Brel, à qui on posait des questions métaphysiques sur le pourquoi du comment, sur la valeur des mots «je serai l’ombre de ton chien», sur la nécessaire relation entre l’ombre de la main, celle du chien, sur la véritable identité de Mathilde ou de Germaine, sur les fleurs qui fanent pendant que les bonbons donnent des caries, s’est un jour insurgé. S’adressant à un journaliste qui avait eu le malheur de passer par là, Brel dit quelque chose comme: «Mais c’est dingue, ça! Si je me posais toutes les questions que vous vous posez sur mes chansons, je n’aurais plus le temps d’en écrire de nouvelles. Pensez-en ce que vous voulez. Elles ont leurs propres vies.»
À quoi tient cette petite chose de trois minutes qui nous inspire tant à dire, qui nous touche, nous chavire parfois, et qui est à l’origine d’une expression – «pour une chanson» – qui signifie «sans grande valeur» comme dans: «J’ai fait une bonne affaire, je l’ai eue pour une chanson».
Je vous présente depuis 30 ans des chansons qui dansent, qui rient ou qui pleurent en quelques dizaines de mots. Je reçois des artistes qui créent seuls à leur table de travail, à leur piano, des chansons qui ne leur survivront pas, qui ne seront même peut-être jamais diffusées, ou d’autres qui, au contraire, deviendront des succès, des hymnes, des prières qu’on chantera dans les mariages, les funérailles ou les soirs de défaite référendaire.
Le soir du 20 mai 1980, René Lévesque, la gorge nouée, a invité les partisans réunis et en larmes à reprendre, «pour tout le monde, pour tous les gens de chez nous sans exception», Gens du pays de Vigneault. Le 27 novembre 2015, lors de l’hommage aux 130 victimes des attentats de Paris, dans la cour des Invalides, devant un président Hollande assis droit sur sa chaise, seul, les mains sur les genoux, Camélia Jordana, Yael Naim et Nolwenn ont chanté Quand on n’a que l’amour du Grand Jacques pendant que Natalie Dessay, accompagnée d’Alexandre Tharaud dans un grand dénuement, chantait Perlimpinpin de Barbara. Et toute la planète a pleuré.
C’est peut-être pour ces raisons qu’on doit parler de la chanson.
Parce que les artistes trouvent les mots pour le dire et les notes pour porter nos émotions, faisons silence et écoutons plutôt que d’entendre.

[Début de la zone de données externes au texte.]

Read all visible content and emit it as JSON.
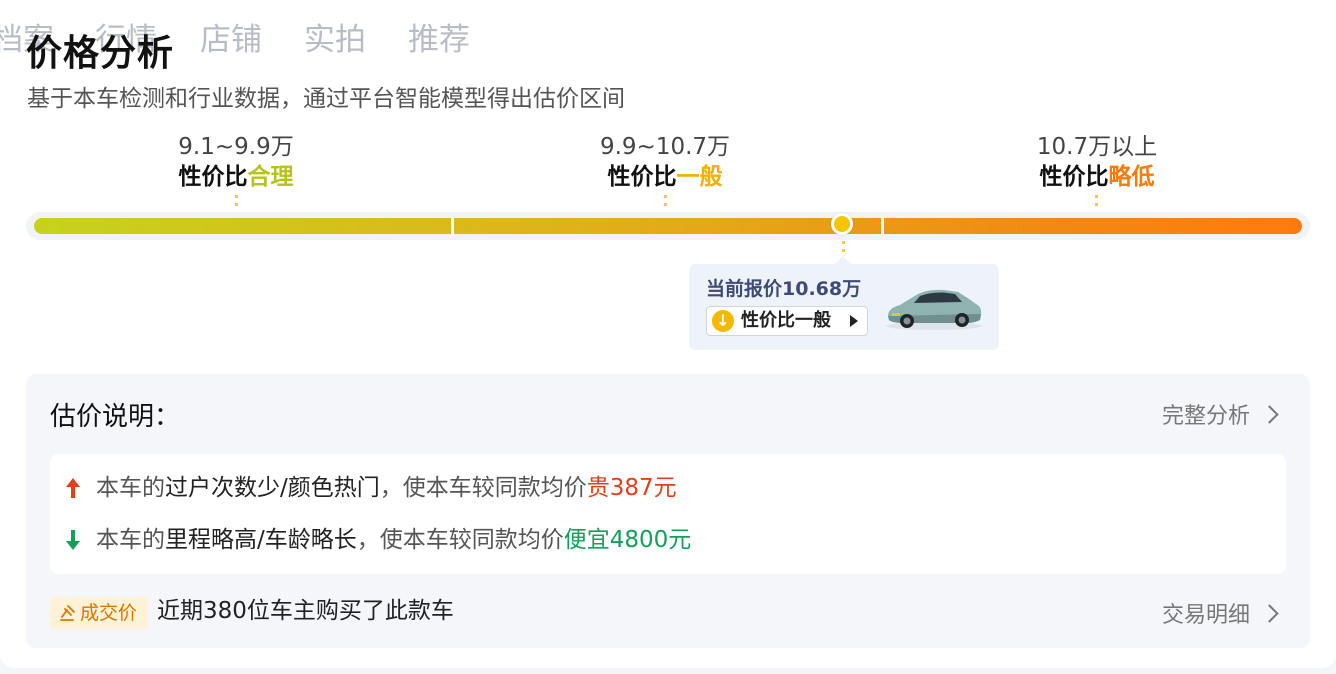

De temps en temps, puisqu’ils parlent pour nous, donnons-leur la parole. Et vivement qu’ils continuent de la prendre.
Je vous suggérerai à chacune de ces chroniques une chanson à écouter, parce que…
Pour cette première chronique, ce sera L’heure des poètes de Grand Corps malade, tirée de l’album Il nous restera ça, lancé il y a quelques mois.